Robert Phillip Chin (born 20 December 1971) is a Jamaican politician. He has been a member of the Jamaica Labour Party since 2006 and is the Member of Parliament for the Manchester Southern constituency after defeating incumbent Michael Stewart in the General Election on 3rd September 2020.

He was defeated by Ian Ives in the party's internal elections in 2025, ending his tenure as the party's representative.

== Political career ==

Early in his political career he served on Management Teams in the Saint Andrew North Western, Portland Eastern and Kingston Eastern Constituencies.

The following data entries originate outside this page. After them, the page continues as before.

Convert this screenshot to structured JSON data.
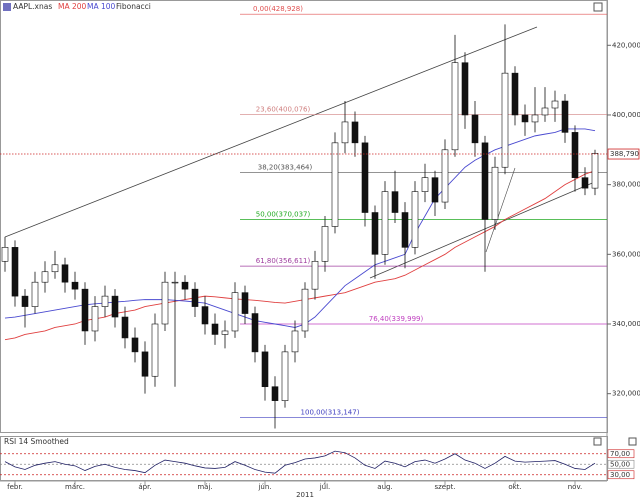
{
  "chart_data": [
    {
      "type": "candlestick",
      "title": "AAPL.xnas",
      "indicator": "Fibonacci",
      "year": "2011",
      "categories": [
        null,
        "febr.",
        null,
        null,
        null,
        null,
        null,
        "márc.",
        null,
        null,
        null,
        null,
        null,
        null,
        "ápr.",
        null,
        null,
        null,
        null,
        null,
        "máj.",
        null,
        null,
        null,
        null,
        null,
        "jún.",
        null,
        null,
        null,
        null,
        null,
        "júl.",
        null,
        null,
        null,
        null,
        null,
        "aug.",
        null,
        null,
        null,
        null,
        null,
        "szept.",
        null,
        null,
        null,
        null,
        null,
        null,
        "okt.",
        null,
        null,
        null,
        null,
        null,
        "nov.",
        null,
        null
      ],
      "open": [
        358,
        362,
        348,
        345,
        352,
        355,
        357,
        352,
        350,
        338,
        345,
        348,
        342,
        336,
        332,
        325,
        340,
        352,
        352,
        350,
        345,
        340,
        337,
        338,
        349,
        343,
        332,
        322,
        318,
        332,
        338,
        350,
        358,
        368,
        392,
        398,
        392,
        372,
        360,
        378,
        372,
        362,
        378,
        382,
        375,
        390,
        415,
        400,
        392,
        370,
        385,
        412,
        400,
        398,
        400,
        402,
        404,
        395,
        382,
        379
      ],
      "high": [
        365,
        364,
        350,
        355,
        358,
        361,
        359,
        355,
        352,
        348,
        351,
        350,
        345,
        339,
        335,
        343,
        355,
        355,
        354,
        352,
        348,
        343,
        341,
        352,
        351,
        345,
        334,
        325,
        334,
        341,
        352,
        361,
        371,
        395,
        404,
        401,
        394,
        374,
        381,
        384,
        375,
        381,
        386,
        384,
        393,
        423,
        418,
        404,
        394,
        388,
        426,
        414,
        403,
        408,
        408,
        407,
        406,
        397,
        385,
        390
      ],
      "low": [
        355,
        345,
        339,
        343,
        349,
        353,
        349,
        347,
        334,
        335,
        342,
        339,
        333,
        329,
        320,
        322,
        338,
        322,
        347,
        342,
        337,
        334,
        333,
        336,
        340,
        329,
        318,
        310,
        316,
        329,
        336,
        347,
        355,
        366,
        389,
        388,
        368,
        353,
        357,
        369,
        356,
        360,
        375,
        371,
        373,
        388,
        396,
        388,
        355,
        367,
        383,
        397,
        394,
        395,
        398,
        398,
        392,
        378,
        377,
        377
      ],
      "close": [
        362,
        348,
        345,
        352,
        355,
        357,
        352,
        350,
        338,
        345,
        348,
        342,
        336,
        332,
        325,
        340,
        352,
        352,
        350,
        345,
        340,
        337,
        338,
        349,
        343,
        332,
        322,
        318,
        332,
        338,
        350,
        358,
        368,
        392,
        398,
        392,
        372,
        360,
        378,
        372,
        362,
        378,
        382,
        375,
        390,
        415,
        400,
        392,
        370,
        385,
        412,
        400,
        398,
        400,
        402,
        404,
        395,
        382,
        379,
        389
      ],
      "up_color": "#ffffff",
      "down_color": "#111111",
      "series": [
        {
          "name": "MA 200",
          "color": "#e04040",
          "values": [
            335.5,
            336,
            337,
            337.5,
            338,
            339,
            339.5,
            340,
            341,
            341.5,
            342,
            343,
            343.5,
            344,
            345,
            345.5,
            346,
            346.5,
            347,
            347.5,
            348,
            347.8,
            347.5,
            347.2,
            347,
            346.8,
            346.5,
            346.2,
            346,
            346.5,
            347,
            347.5,
            348,
            348.5,
            349,
            350,
            351,
            352,
            352.5,
            353,
            354,
            355.5,
            357,
            358.5,
            360,
            362,
            363.5,
            365,
            366.5,
            368,
            370,
            371.5,
            373,
            374.5,
            376,
            378,
            380,
            381.5,
            383,
            384
          ]
        },
        {
          "name": "MA 100",
          "color": "#4a4ad0",
          "values": [
            341.7,
            342,
            342.5,
            343,
            343.5,
            344,
            344.5,
            345,
            345.5,
            345.8,
            346,
            346.3,
            346.5,
            346.8,
            347,
            347,
            347,
            346.8,
            346.6,
            346.3,
            346,
            345,
            344,
            343,
            342,
            341,
            340.5,
            340,
            339.5,
            339,
            340,
            342,
            345,
            348,
            351,
            353,
            355,
            357,
            358,
            359,
            360,
            366,
            371,
            376,
            379,
            382,
            385,
            387,
            388.5,
            390,
            391,
            392,
            393,
            394,
            394.5,
            395,
            396,
            396,
            396,
            395.5
          ]
        }
      ],
      "fib_levels": [
        {
          "value": 428.928,
          "label": "0,00(428,928)",
          "color": "#e05050"
        },
        {
          "value": 400.076,
          "label": "23,60(400,076)",
          "color": "#d08080"
        },
        {
          "value": 383.464,
          "label": "38,20(383,464)",
          "color": "#555555"
        },
        {
          "value": 370.037,
          "label": "50,00(370,037)",
          "color": "#22aa22"
        },
        {
          "value": 356.611,
          "label": "61,80(356,611)",
          "color": "#a040a0"
        },
        {
          "value": 339.999,
          "label": "76,40(339,999)",
          "color": "#c040c0"
        },
        {
          "value": 313.147,
          "label": "100,00(313,147)",
          "color": "#4040c0"
        }
      ],
      "last_price": {
        "value": 388.79,
        "label": "388,790",
        "color": "#cc2222"
      },
      "ylim": [
        309,
        433
      ],
      "yticks": [
        {
          "value": 320,
          "label": "320,000"
        },
        {
          "value": 340,
          "label": "340,000"
        },
        {
          "value": 360,
          "label": "360,000"
        },
        {
          "value": 380,
          "label": "380,000"
        },
        {
          "value": 400,
          "label": "400,000"
        },
        {
          "value": 420,
          "label": "420,000"
        }
      ]
    },
    {
      "type": "line",
      "title": "RSI 14 Smoothed",
      "color": "#222266",
      "values": [
        55,
        45,
        40,
        48,
        52,
        55,
        50,
        47,
        38,
        46,
        50,
        44,
        40,
        38,
        34,
        48,
        58,
        55,
        52,
        47,
        43,
        42,
        44,
        55,
        48,
        40,
        35,
        33,
        48,
        53,
        60,
        62,
        66,
        75,
        72,
        62,
        48,
        42,
        56,
        52,
        45,
        55,
        58,
        52,
        60,
        70,
        58,
        52,
        42,
        52,
        65,
        56,
        54,
        55,
        56,
        57,
        50,
        42,
        40,
        52
      ],
      "ylim": [
        20,
        100
      ],
      "yticks": [
        {
          "value": 30,
          "label": "30,00",
          "color": "#cc2222"
        },
        {
          "value": 50,
          "label": "50,00",
          "color": "#888888"
        },
        {
          "value": 70,
          "label": "70,00",
          "color": "#cc2222"
        }
      ]
    }
  ]
}
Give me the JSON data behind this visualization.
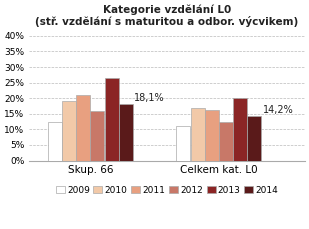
{
  "title_line1": "Kategorie vzdělání L0",
  "title_line2": "(stř. vzdělání s maturitou a odbor. výcvikem)",
  "groups": [
    "Skup. 66",
    "Celkem kat. L0"
  ],
  "years": [
    "2009",
    "2010",
    "2011",
    "2012",
    "2013",
    "2014"
  ],
  "values": [
    [
      12.5,
      19.0,
      21.0,
      16.0,
      26.5,
      18.1
    ],
    [
      11.0,
      17.0,
      16.2,
      12.5,
      20.0,
      14.2
    ]
  ],
  "annotations": [
    {
      "group": 0,
      "year_idx": 5,
      "text": "18,1%"
    },
    {
      "group": 1,
      "year_idx": 5,
      "text": "14,2%"
    }
  ],
  "colors": [
    "#FFFFFF",
    "#F2C9A8",
    "#E8A080",
    "#C87868",
    "#8B2525",
    "#5A1A1A"
  ],
  "bar_edge_color": "#AAAAAA",
  "ylim": [
    0,
    42
  ],
  "yticks": [
    0,
    5,
    10,
    15,
    20,
    25,
    30,
    35,
    40
  ],
  "title_fontsize": 7.5,
  "legend_fontsize": 6.5,
  "tick_fontsize": 6.5,
  "annotation_fontsize": 7.0,
  "group_label_fontsize": 7.5
}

He also served as a vice president and Deputy General Secretary for Generation 2000 (G2K) where he has been intimately involved in various political activities for the Party, which include but limited to, campaigning, polling, recruiting, public relations, workers training, research, fund raising, welfare and social activities.

=== 2016 General Election ===
He contested the 2016 General Election on the 25th February 2016 representing the Jamaica Labour Party in the Kingston Central Constituency, going up against the incumbent Ronald Thwaites. Thwaites tallied 5,190 votes to defeat Chin by 1,229 who tallied 3,961 votes.

=== 2020 General Election ===
In the 2020 Jamaican general election, he defeated the incumbent Michael Stewart to become Member of Parliament of Manchester Southern in what was considered to be a stronghold for the People's National Party. Chin tallied 6,826 (53.05%) votes to defeat Stewart by 890 votes or 6.91% who tallied 5,936 (46.14%) votes.